Ministry of Labor, Employment, and Social Security

Ministry overview
- Formed: 17 May 1936
- Jurisdiction: Government of Bolivia
- Headquarters: 234 Yanacocha at Mercado, La Paz
- Minister responsible: Oscar Bruno Mercado Céspedess, Minister of Labor, Employment, and Social Security;
- Child agencies: Vice-Ministry of Labor and Social Security; Vice-Ministry of Employment, Civil Service, and Cooperatives;
- Website: Ministerio de Trabajo, Empleo y Previsión Social

= Ministry of Labor, Employment, and Social Security =

Government ministry of Bolivia

The Ministry of Labor, Employment, and Social Security (Ministerio de Trabajo, Empleo y Previsión Social) is a Bolivian government ministry which oversees labor relations, pensions and social security programs. Since 2 June 2011, it has been headed by Minister Daniel Santalla Torres, a politician and former factory union leader. He succeeded Félix Rojas in the position.

The Ministry was founded by the government of Germán Busch during his first brief appearance as president.
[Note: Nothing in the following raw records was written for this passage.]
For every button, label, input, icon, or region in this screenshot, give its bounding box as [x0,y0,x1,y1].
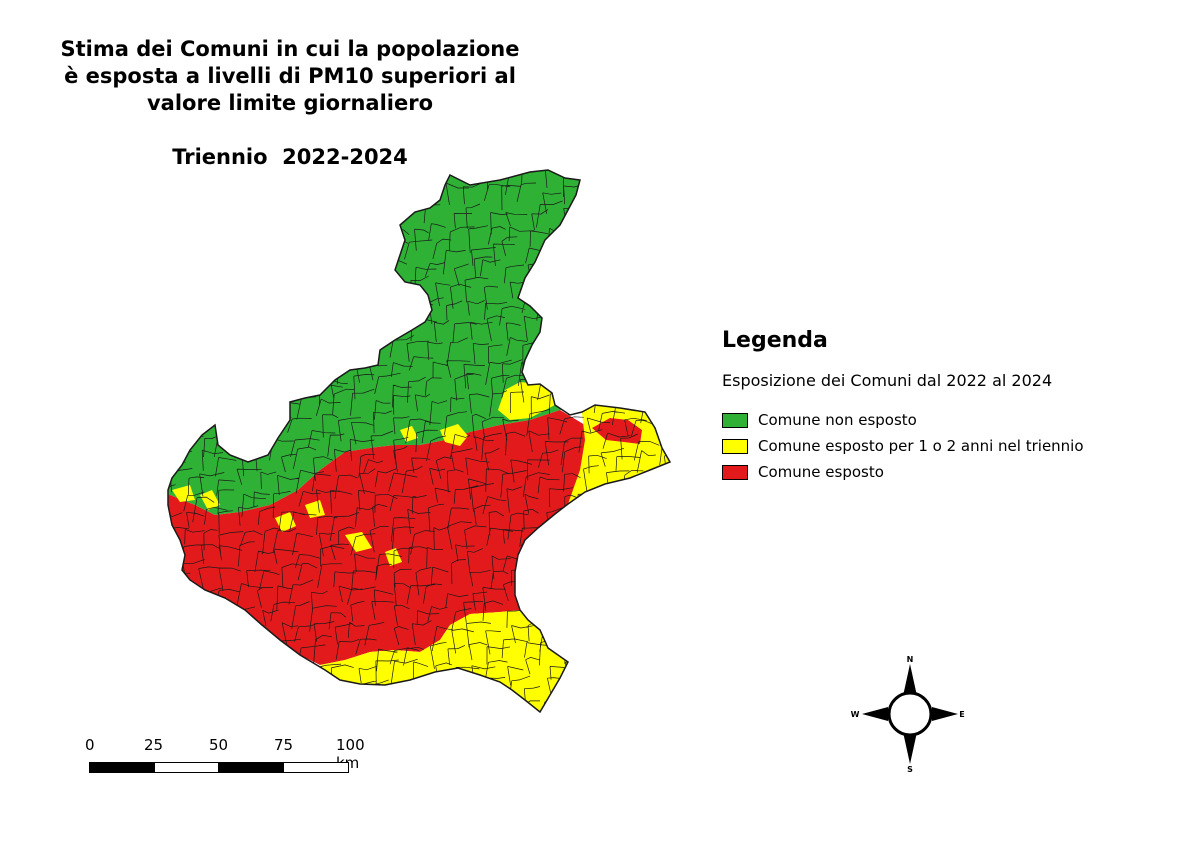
zone-yellow-small-1 [440,424,468,446]
title-line-3: valore limite giornaliero [146,91,434,115]
title-line-1: Stima dei Comuni in cui la popolazione [60,37,520,61]
legend-label-not-exposed: Comune non esposto [758,411,917,429]
zone-yellow-small-8 [172,485,195,502]
compass-s-label: S [907,765,913,774]
legend-subtitle: Esposizione dei Comuni dal 2022 al 2024 [722,371,1053,390]
zone-yellow-small-5 [345,532,372,552]
zone-yellow-small-4 [305,500,325,518]
scale-tick-25: 25 [144,736,164,754]
legend-item-not-exposed: Comune non esposto [722,407,1162,433]
legend-swatch-yellow [722,438,748,454]
legend-title: Legenda [722,328,828,353]
legend-swatch-green [722,412,748,428]
legend-label-partially-exposed: Comune esposto per 1 o 2 anni nel trienn… [758,437,1084,455]
map-subtitle: Triennio 2022-2024 [172,145,408,169]
compass-w-label: W [851,710,860,719]
zone-yellow-north [498,382,555,420]
compass-east-arrow [932,707,958,721]
compass-rose-icon: N S W E [851,655,965,774]
legend-label-exposed: Comune esposto [758,463,884,481]
zone-yellow-south [320,610,568,712]
zone-yellow-small-6 [385,548,402,566]
title-line-2: è esposta a livelli di PM10 superiori al [64,64,516,88]
scale-tick-0: 0 [85,736,95,754]
compass-e-label: E [959,710,964,719]
scale-segment-3 [218,762,284,773]
legend-item-exposed: Comune esposto [722,459,1162,485]
compass-n-label: N [907,655,914,664]
scale-tick-50: 50 [209,736,229,754]
compass-north-arrow [903,664,917,696]
compass-south-arrow [903,732,917,764]
legend-item-partially-exposed: Comune esposto per 1 o 2 anni nel trienn… [722,433,1162,459]
scale-tick-75: 75 [274,736,294,754]
legend-swatch-red [722,464,748,480]
compass-west-arrow [862,707,888,721]
scale-bar: 0 25 50 75 100 km [0,0,365,773]
scale-segment-1 [89,762,155,773]
compass-circle [887,691,933,737]
map-title: Stima dei Comuni in cui la popolazione è… [40,36,540,117]
scale-segment-2 [154,762,219,773]
zone-red [168,410,590,665]
scale-segment-4 [283,762,349,773]
legend: Legenda Esposizione dei Comuni dal 2022 … [722,328,1162,485]
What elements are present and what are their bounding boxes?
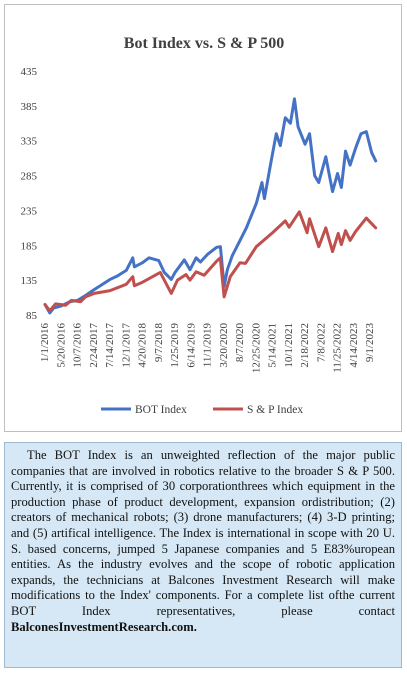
y-tick-label: 385 (21, 101, 38, 113)
x-tick-label: 4/20/2018 (137, 323, 149, 368)
x-tick-label: 1/25/2019 (169, 323, 181, 368)
bot-index-line (43, 97, 378, 315)
x-tick-label: 12/1/2017 (120, 323, 132, 368)
contact-link[interactable]: BalconesInvestmentResearch.com. (11, 619, 197, 634)
y-tick-label: 85 (26, 310, 38, 322)
legend-label: BOT Index (135, 404, 187, 416)
description-box: The BOT Index is an unweighted reflectio… (4, 442, 402, 668)
x-tick-label: 9/1/2023 (364, 323, 376, 363)
x-tick-label: 10/1/2021 (283, 323, 295, 368)
x-tick-label: 9/7/2018 (153, 323, 165, 363)
x-tick-label: 2/18/2022 (299, 323, 311, 368)
x-tick-label: 11/25/2022 (332, 323, 344, 373)
chart-title: Bot Index vs. S & P 500 (124, 35, 284, 52)
x-tick-label: 2/24/2017 (88, 323, 100, 368)
y-tick-label: 435 (21, 66, 38, 78)
x-tick-label: 8/7/2020 (234, 323, 246, 363)
y-tick-label: 335 (21, 136, 38, 148)
chart-frame: Bot Index vs. S & P 500 85 135 185 235 285 335… (4, 4, 402, 432)
x-tick-label: 11/1/2019 (202, 323, 214, 368)
x-tick-label: 5/20/2016 (55, 323, 67, 368)
sp-index-line (43, 210, 378, 313)
legend-label: S & P Index (247, 404, 303, 416)
y-tick-label: 135 (21, 275, 38, 287)
y-tick-label: 235 (21, 205, 38, 217)
x-tick-label: 6/14/2019 (185, 323, 197, 368)
y-tick-label: 185 (21, 240, 38, 252)
x-tick-label: 7/14/2017 (104, 323, 116, 368)
description-text: The BOT Index is an unweighted reflectio… (11, 448, 395, 618)
x-tick-label: 4/14/2023 (348, 323, 360, 368)
x-tick-label: 10/7/2016 (72, 323, 84, 368)
line-chart: Bot Index vs. S & P 500 85 135 185 235 285 335… (21, 35, 378, 416)
x-tick-label: 5/14/2021 (267, 323, 279, 368)
description-paragraph: The BOT Index is an unweighted reflectio… (11, 448, 395, 635)
x-tick-label: 1/1/2016 (39, 323, 51, 363)
x-tick-label: 12/25/2020 (250, 323, 262, 374)
y-tick-label: 285 (21, 171, 38, 183)
x-tick-label: 7/8/2022 (315, 323, 327, 362)
x-tick-label: 3/20/2020 (218, 323, 230, 368)
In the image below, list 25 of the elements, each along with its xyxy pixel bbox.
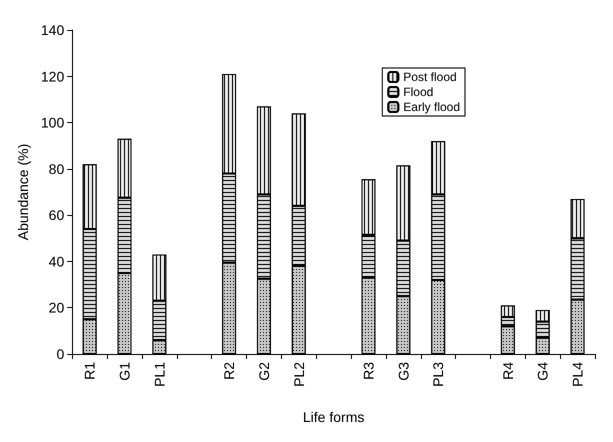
y-tick-label: 100 bbox=[40, 114, 64, 131]
y-tick-label: 40 bbox=[48, 253, 64, 270]
x-tick-label: R4 bbox=[500, 362, 516, 380]
y-tick-label: 20 bbox=[48, 300, 64, 316]
x-tick-label: G1 bbox=[116, 362, 133, 381]
x-tick-label: G4 bbox=[534, 362, 551, 381]
y-axis-title: Abundance (%) bbox=[15, 144, 31, 240]
legend-label: Early flood bbox=[403, 100, 460, 114]
x-tick-label: PL4 bbox=[570, 362, 586, 387]
x-tick-label: PL3 bbox=[430, 362, 446, 387]
legend-label: Post flood bbox=[403, 70, 457, 84]
y-tick-label: 0 bbox=[56, 346, 64, 362]
x-tick-label: R3 bbox=[360, 362, 376, 380]
y-tick-label: 60 bbox=[48, 207, 64, 224]
x-axis-title: Life forms bbox=[302, 409, 364, 425]
y-tick-label: 120 bbox=[40, 68, 64, 84]
x-tick-label: G3 bbox=[395, 362, 412, 381]
legend-label: Flood bbox=[403, 85, 434, 99]
y-tick-label: 80 bbox=[48, 160, 64, 177]
x-tick-label: PL1 bbox=[151, 362, 168, 387]
y-tick-label: 140 bbox=[40, 22, 64, 38]
x-tick-label: PL2 bbox=[290, 362, 307, 387]
x-tick-label: G2 bbox=[256, 362, 272, 381]
x-tick-label: R1 bbox=[82, 362, 98, 380]
x-tick-label: R2 bbox=[221, 362, 238, 380]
Indeed it was formed on the same day as the bloodless military coup that brought him to power. Under the "military socialism" of Presidents Busch and David Toro, the Labor Ministry articulated a labor code and propelled mass unionization of Bolivian workers. The appointment of Waldo Álvarez, a printing worker and Secretary General of the Federación Obrera de Trabajadores, to be the first Minister of Labor began a long tradition of trade unionists leading the Ministry. The ministry was known as the Ministry of Labor, Social Security, and Health (Ministerio del Trabajo, Prevision Social y Salubridad) until the creation of a Public Health Ministry (Ministerio de Sanidad Pública) in 1938.

The Ministry's organizational structure was last set by Chapter XV of Supreme Decree 29894, issued by President Evo Morales on 7 February 2009. Its organizational hierarchy is as follows:
- Vice-Ministry of Labor and Social Security
  - General Directorate of Labor, Hygiene, and Occupational Safety
  - General Directorate of Social Security Policy (Políticas de Previsión Social)
  - General Directorate of Trade Union Issues
- Vice-Ministry of Employment, Civil Service, and Cooperatives — Vice Minister Ing. Luis Gonzalo Cornejo Hernández
  - General Directorate of Employment
  - General Directorate of Civil Service
  - General Directorate of Cooperatives
The General Directorate of Social Security Policy is charged with unifying Bolivia's retirement and social security systems into a single unified system.